Space Information for Kids - Planets in our Solar System

From the earth, we can see six of the other planets in our solar system without a telescope. They look like bright stars, but they change their position from night to night. This is why they are called planets. Planet means "wanderer."
The six planets are Mercury, Venus, Mars, Jupiter, Saturn, and Uranus. We can see them because they reflect the light of the sun—just as our moon does. The planet closest to us, Venus, is also the brightest. We see Venus sometimes at dawn as the "morning star" and sometimes at sunset as the "evening star." When they are closest to Earth, Mars and Jupiter shine nearly as brightly as Venus. Mars is easy to spot because it has a reddish-orange color. It is often called the Red Planet.
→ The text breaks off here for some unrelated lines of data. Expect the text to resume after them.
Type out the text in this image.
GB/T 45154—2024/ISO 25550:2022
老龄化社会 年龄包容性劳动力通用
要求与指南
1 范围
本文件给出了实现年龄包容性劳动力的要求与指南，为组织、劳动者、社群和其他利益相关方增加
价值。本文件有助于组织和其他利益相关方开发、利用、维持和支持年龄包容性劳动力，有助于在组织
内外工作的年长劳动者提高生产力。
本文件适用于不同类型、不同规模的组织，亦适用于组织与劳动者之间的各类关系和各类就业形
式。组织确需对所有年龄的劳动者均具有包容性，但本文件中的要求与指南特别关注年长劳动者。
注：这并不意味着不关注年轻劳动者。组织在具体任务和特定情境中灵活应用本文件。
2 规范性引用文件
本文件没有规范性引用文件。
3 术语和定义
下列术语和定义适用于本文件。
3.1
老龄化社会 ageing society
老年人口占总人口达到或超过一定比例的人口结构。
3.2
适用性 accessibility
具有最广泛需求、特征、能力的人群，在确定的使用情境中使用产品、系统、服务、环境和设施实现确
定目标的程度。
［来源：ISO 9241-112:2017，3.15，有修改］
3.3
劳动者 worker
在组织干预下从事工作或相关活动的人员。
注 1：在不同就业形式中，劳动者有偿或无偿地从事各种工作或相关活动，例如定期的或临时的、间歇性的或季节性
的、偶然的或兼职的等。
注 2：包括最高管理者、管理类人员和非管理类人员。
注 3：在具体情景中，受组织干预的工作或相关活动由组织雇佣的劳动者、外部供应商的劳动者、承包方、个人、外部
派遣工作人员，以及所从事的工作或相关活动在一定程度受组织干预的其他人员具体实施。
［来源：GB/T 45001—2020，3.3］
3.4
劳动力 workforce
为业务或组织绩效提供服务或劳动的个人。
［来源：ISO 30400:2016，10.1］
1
Mars and Venus appear so bright because they are our nearest neighbors among the planets. Jupiter lies very far away. It seems bright because it is so gigantic. It is more than a thousand times bigger than Earth! In fact, it is the biggest planet in the solar system.

What are planets made of?

Mars, Venus, and Mercury are balls of rock, like Earth. They are often called the terrestrial, or Earthlike, planets. The four giant planets—Jupiter, Saturn, Uranus, and Neptune— consist mainly of gas. These planets are similar in other ways. They are surrounded by rings made up of pieces of rock and ice. And they are at the center of miniature systems made up of many satellites, or moons.


The odd planet out is Pluto. This is the smallest planet of all, but it is so far away that we know little about it. It was not even discovered until 1930. It is a frozen world, with temperatures believed to be around -355 °F (-215 °C). Pluto has a moon called Charon.